東日本大震災を踏まえ、中国四国農政局において締切堤防の耐震性を調査したところ、大規模地震(注1)が発生した場合には、締切堤防が液状化・沈下するとともに、排水樋門も損壊するため、津波や高潮が児島湖周辺の農地や市街地に浸入する、児島湖が海水侵入により塩水化し、農業用水が確保できなくなるといった被害が想定されるシミュレーション結果となりました。
このようなことから、大規模地震による甚大な被害を防止するため、締切堤防と排水樋門の耐震対策を早期に行うこととしています。
(注1)大規模地震:内閣府が公表(平成24年8月)した南海トラフの巨大地震のうち、現在から将来にわたって当該地点で考えられる最大級の強さを持つ地震動
(2)大規模地震による堤防の沈下(シミュレーション結果)
- 対策前(現状)
現状のままでは大規模地震後、設計津波が堤防高を上回り、海水が浸入します。 - 対策後
大規模地震が発生すれば堤防は損傷すると考えられますが、鋼矢板を二重に打設する部分によって堤防の高さを保持し、津波が児島湖・干拓地等に浸入することを防止します。
しかし、大規模な高潮が防止できない、道路が一般交通に使用できない、電力・水道等が寸断されるといった事態が想定されます。その場合は、鋼矢板打設部分を工事用道路として活用し、できるだけ速やかに復旧工事を実施することとしています。

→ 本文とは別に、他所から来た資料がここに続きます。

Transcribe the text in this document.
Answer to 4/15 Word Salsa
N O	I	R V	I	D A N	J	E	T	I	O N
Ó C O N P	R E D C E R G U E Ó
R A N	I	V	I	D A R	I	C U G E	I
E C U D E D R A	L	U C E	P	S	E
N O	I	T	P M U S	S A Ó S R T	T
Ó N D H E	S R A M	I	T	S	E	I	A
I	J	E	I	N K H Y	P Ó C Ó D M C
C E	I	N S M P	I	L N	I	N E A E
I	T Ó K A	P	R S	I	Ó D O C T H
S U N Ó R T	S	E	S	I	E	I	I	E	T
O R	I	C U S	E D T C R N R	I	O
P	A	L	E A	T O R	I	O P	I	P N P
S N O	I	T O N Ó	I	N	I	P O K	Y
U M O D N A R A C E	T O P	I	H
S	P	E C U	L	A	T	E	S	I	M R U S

(注2)設計津波:海岸保全施設等の整備を進めていく上で対象とする津波。最大クラスの津波に比べて発生頻度が高く、津波高は低いものの大きな被害をもたらす津波(水位は岡山沿岸海岸保全基本計画(平成26年3月改訂)による。)
(3)耐震対策工イメージ
(4)事業の効果
- 児島湾締切堤防の耐震化により、大規模地震の発生による津波の児島湖への流入を防ぐことで農業用水源である児島湖等の機能喪失及び受益地への浸水被害を未然に防止するとともに、農業生産等が維持されます。